W.E. Hughes, Garvan Institute, 384 Victoria Street, Darlinghurst, NSW 2010, Australia. (Introduced by Anuwat Dinudom)

Class I phosphatidylinositol 3-kinases (PI3K) generating phosphatidylinositol(3,4,5)trisphosphate, PtdIns(3,4,5)P3, have a well established role in cellular signalling. This is particularly true in the muscle cell insulin signalling cascade that regulates the uptake and metabolism of glucose to control blood glucose homeostasis. Insulin via the insulin receptor triggers a cascade of protein phosphorylation and translocation events leading to a localized accumulation of PtdIns(3,4,5)P3 in the plasma membrane. This in turn allows a series of translocation and phosphorylation events that lead to the insertion of the GLUT4 glucose transporter into the plasma membrane.

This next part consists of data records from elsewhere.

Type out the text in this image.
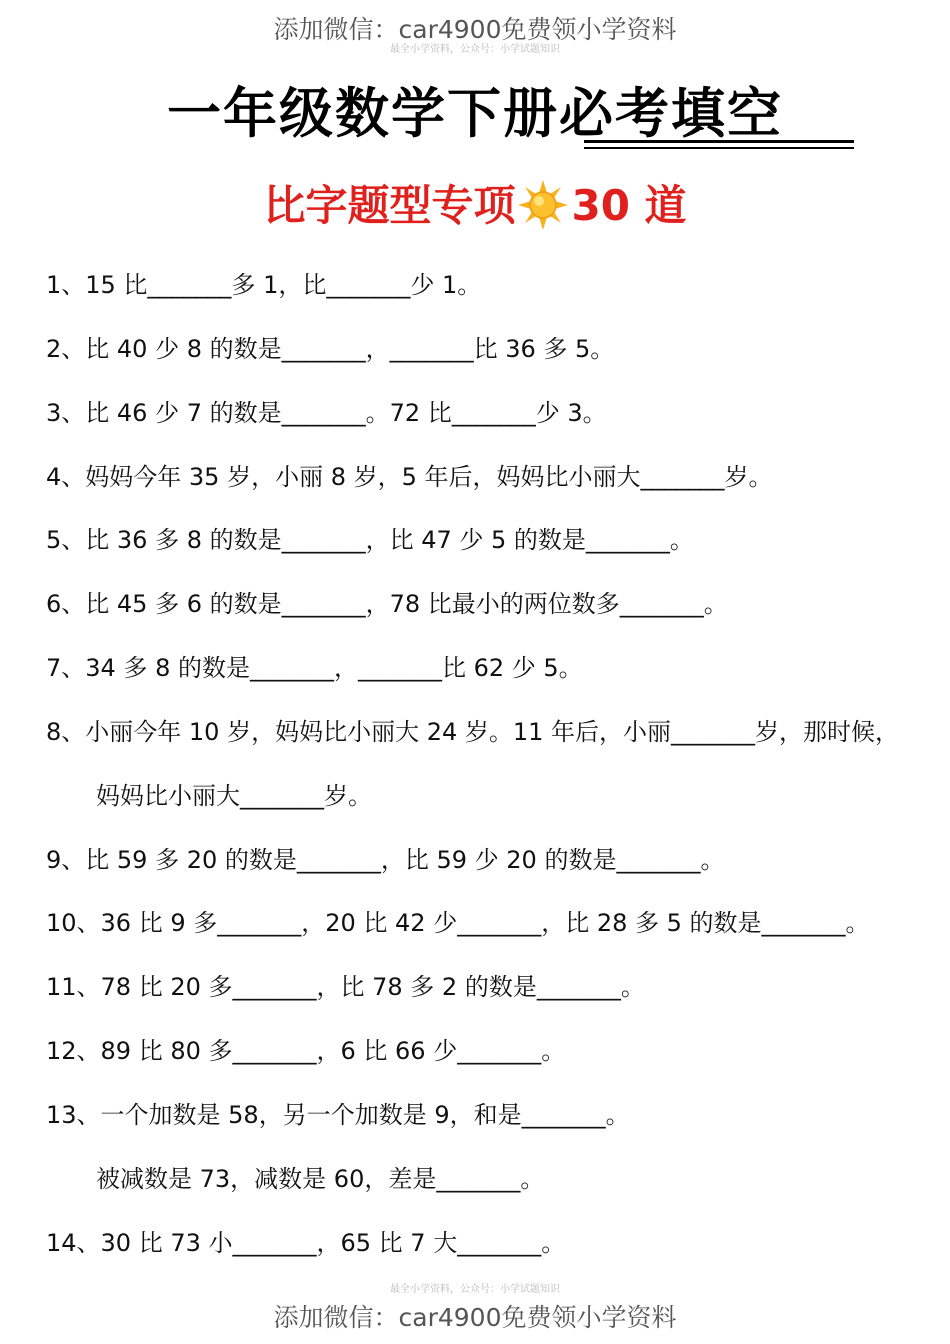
添加微信：car4900免费领小学资料
最全小学资料，公众号：小学试题知识
一年级数学下册必考填空
比字题型专项 30 道
1、15 比_______多 1，比_______少 1。
2、比 40 少 8 的数是_______，_______比 36 多 5。
3、比 46 少 7 的数是_______。72 比_______少 3。
4、妈妈今年 35 岁，小丽 8 岁，5 年后，妈妈比小丽大_______岁。
5、比 36 多 8 的数是_______，比 47 少 5 的数是_______。
6、比 45 多 6 的数是_______，78 比最小的两位数多_______。
7、34 多 8 的数是_______，_______比 62 少 5。
8、小丽今年 10 岁，妈妈比小丽大 24 岁。11 年后，小丽_______岁，那时候，
妈妈比小丽大_______岁。
9、比 59 多 20 的数是_______，比 59 少 20 的数是_______。
10、36 比 9 多_______，20 比 42 少_______，比 28 多 5 的数是_______。
11、78 比 20 多_______，比 78 多 2 的数是_______。
12、89 比 80 多_______，6 比 66 少_______。
13、一个加数是 58，另一个加数是 9，和是_______。
被减数是 73，减数是 60，差是_______。
14、30 比 73 小_______，65 比 7 大_______。
最全小学资料，公众号：小学试题知识
添加微信：car4900免费领小学资料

We have recently established a role for an additional class of PI3K and 3-phosphorylated lipid in this process. Knockdown of the α isoform of class II PI3K (PI3KC2α) in myoblasts reduced insulin-stimulated glucose uptake due to reduced translocation of GLUT4 to the plasma membrane. PI3KC2α appears to represent a component of an novel and independent signalling cascade as the ‘classical’ class I PI3K cascade appeared unaffected in the knockdown cells. Analysis of PtdIns species identified a lack of insulin-stimulated accumulation of PtdIns3P in the PI3KC2α knockdown clones identifying the in vivo product of PI3KC2α, which was previously unclear, and that this lipid plays a role in GLUT4 translocation. Using a variety of state-of-the-art live cell imaging techniques we have endeavoured to identify the molecular step regulated by PI3KC2α generated PtdIns3P.